Un testo certamente pieno di mestizia ma anche di speranza nell’aiuto di Dio e nel suo intervento nella storia degli uomini. La bella melodia gregoriana di primo modo (esaltata espressivamente da una esecuzione musicale che tiene conto della semiologia) riveste le parole in un modo mirabile, tanto che essa sembra formarsi sul testo come conseguenza naturale della sua ragione di esistere. Nella prima parte dell’introito si avverte questo senso di mestizia e la melodia ce lo rappresenta benissimo, come rappresenta nel mezzo dell’introito stesso la speranza e l’ardore della richiesta dell’intervento di Dio nella storia per liberarci dalle tenebre e dal male.

Come ci sembrano attuali queste parole in un tempo di confusione sociale e sanitaria, in un tempo in cui la nuova normalità sembra lo stato di emergenza. Il pensatore brasiliano Plinio Corrêa de Oliveira, in un articolo chiamato proprio Exsurge Domine! Quare obdormis? (Catolicismo) vedeva in queste parole anche un segno di identificazione per la crisi di fede che ha colpito l’umanità da qualche secolo a oggi: “Abbiamo già mostrato come i nostri giorni s’inseriscono nel lungo processus storico iniziato fra il 1450 e il 1550 con l’Umanesimo, il Rinascimento e il protestantesimo, accentuato profondamente con l’enciclopedismo e la Rivo­luzione Francese, e infine trionfante nei secoli XIX e XX con la trasfor­ma­zione dei popoli cristiani in masse meccanizzate, amorfe, ampiamente lavo­rate da fermenti dell’immoralità, dell’ugualitarismo, dell’indifferentismo re­ligioso o dello scetticismo totale.
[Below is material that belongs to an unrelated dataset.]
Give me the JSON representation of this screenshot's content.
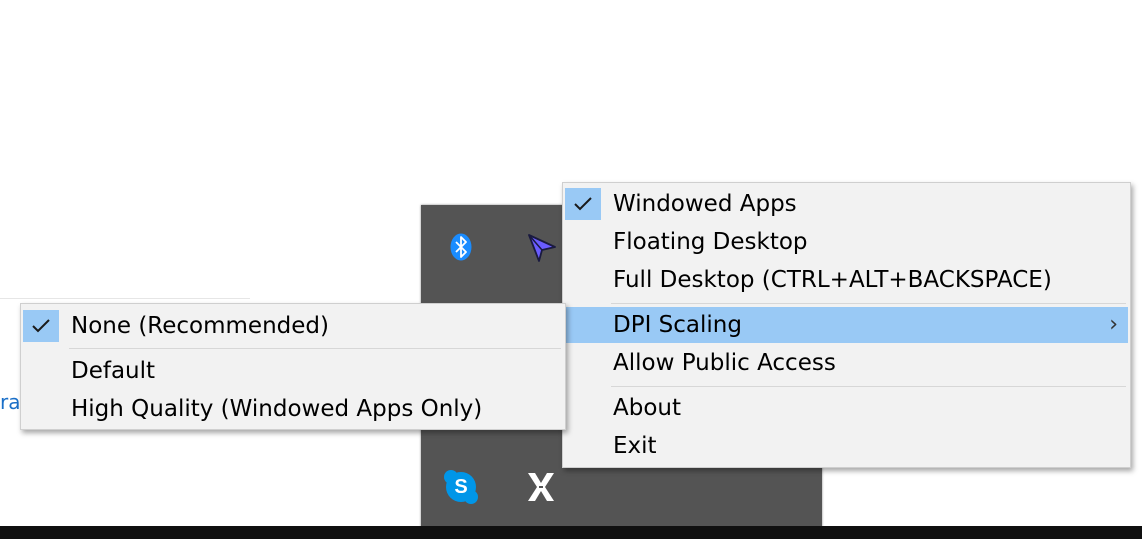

Dal liberalismo sono già passate al so­cia­li­smo e sono sulla strada di scivolare cadendo nel comunismo.­ La marcia ascensionale dei falsi ideali laici — di fondo panteista, va fatto notare — e ugualitari è il grande avvenimento che domina la nostra epoca storica. Il giorno in cui questa marcia cominciasse a regredire, con una re­tro­cessione non piccola e occasionale, ma continua e forte, sarebbe co­min­ciata un’altra fase della storia. In altri termini, la scristianizzazione è il segno sotto il quale sono posti tutti i fatti dominanti accaduti in Occidente dal secolo XV a oggi. È quanto uni­sce fra loro questi cinquecento anni e ne fa un blocco nel grande insieme che costituisce la storia. Cessata la scristianizzazione grazie a un movimento contrario, saremo passati da un insieme di secoli a un altro”. Un’analisi certo impietosa ma veritiera, in fondo questo introito è segno di sottomissione a Dio ma nella speranza di un suo intervento.

Certamente accade a volte di sentirsi soli, spauriti, indifesi… Dio certamente comprende la nostra inadeguatezza e ha scelto di salvarci dentro di essa, non malgrado essa. Ecco perché le parole di questo introito, la sua melodia, dovrebbero risuonare sempre nei nostri cuori, non solo nel tempo liturgico che gli è destinato, ma come preghiera costante al Padre perché non ci abbandoni nell’ora della prova.